Public communication became a hot-button issue for Atomic Energy of Canada Ltd., the federal nuclear regulator and for the government in recent weeks as Canadians belatedly learned of a radioactive leak at AECL’s Chalk River research reactor.
Two more minor leaks have since been made public and the Canadian Nuclear Safety Commission has acknowledged it needs to revamp its disclosure policies.

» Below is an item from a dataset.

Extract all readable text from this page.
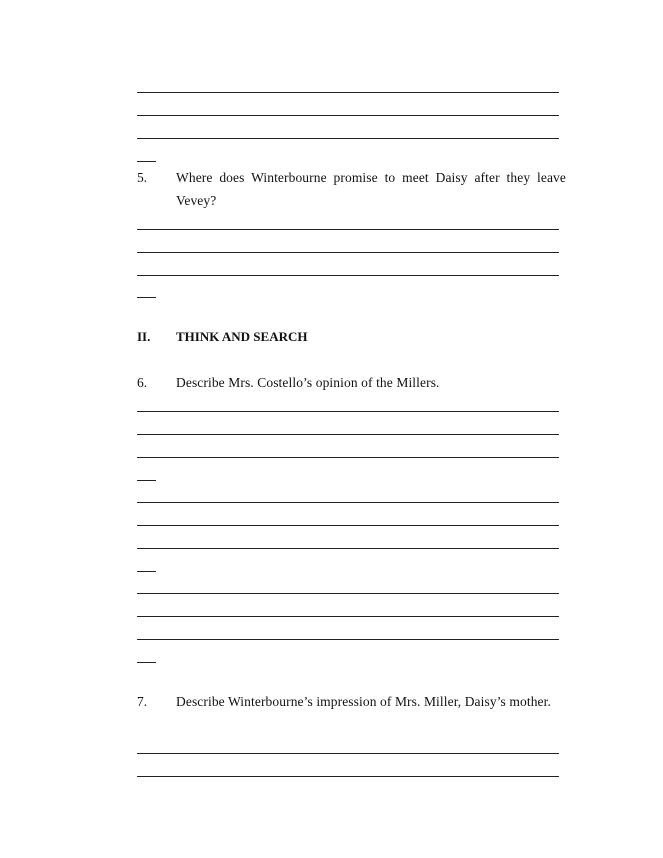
5. Where does Winterbourne promise to meet Daisy after they leave Vevey?
II. THINK AND SEARCH
6. Describe Mrs. Costello’s opinion of the Millers.
7. Describe Winterbourne’s impression of Mrs. Miller, Daisy’s mother.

But the need for transparency extends beyond nuclear accidents to nuclear policy itself.
In an unusually forthright speech for a Conservative minister talking about nuclear issues, Raitt told the industry group that nuclear power “will play an increasingly important role” in balancing Canada’s growing energy demands with environmental concerns.
She also stated the federal government is “committed to seeing that the Canadian nuclear industry continues to be a dominant (international) player.”
And without listing all Canada’s numerous international nuclear policy shifts, Raitt acknowledged a little-recognized fact: the Conservative government “has taken . . . decisive action on the nuclear file these past three years.”
It was Raitt’s first detailed speech on nuclear matters since she became the minister last fall. And it marks a major departure for the government of Prime Minister Stephen Harper, which has closely guarded public discussion of nuclear issues since first coming to office in January 2006.
Conservative policy changes include joining a controversial U.S.-led nuclear fuel cycle initiative, dropping Canadian objections to international nuclear trade with India and winning international agreement for Canada to enrich uranium for the first time.
Public details about these policy shifts remain scarce or non-existent.
As recently as last week, the government’s impulse to curtail information was evident in U.S. President Barack Obama’s visit to Ottawa.
According to the press “gaggle” aboard Air Force One en route back to Washington, White House officials said Obama and Harper “talked about prospects for expanding nuclear power and how you could get public acceptance and have safe nuclear energy.
“The prime minister talked a little bit about the general views on nuclear power in Canada.”
Canadian media briefings by Harper’s officials made no mention of a nuclear discussion. The officials spoke cryptically of a clean energy conversation.
Raitt, however, made it clear in her speech that nuclear power is considered “clean energy” by the government and is a key element in its goal of having “90 per cent of electricity generated by non-emitting sources by 2020.”
She said Ontario, Quebec, New Brunswick and western Canada are all “moving, or very seriously considering a move” to this kind of clean energy source.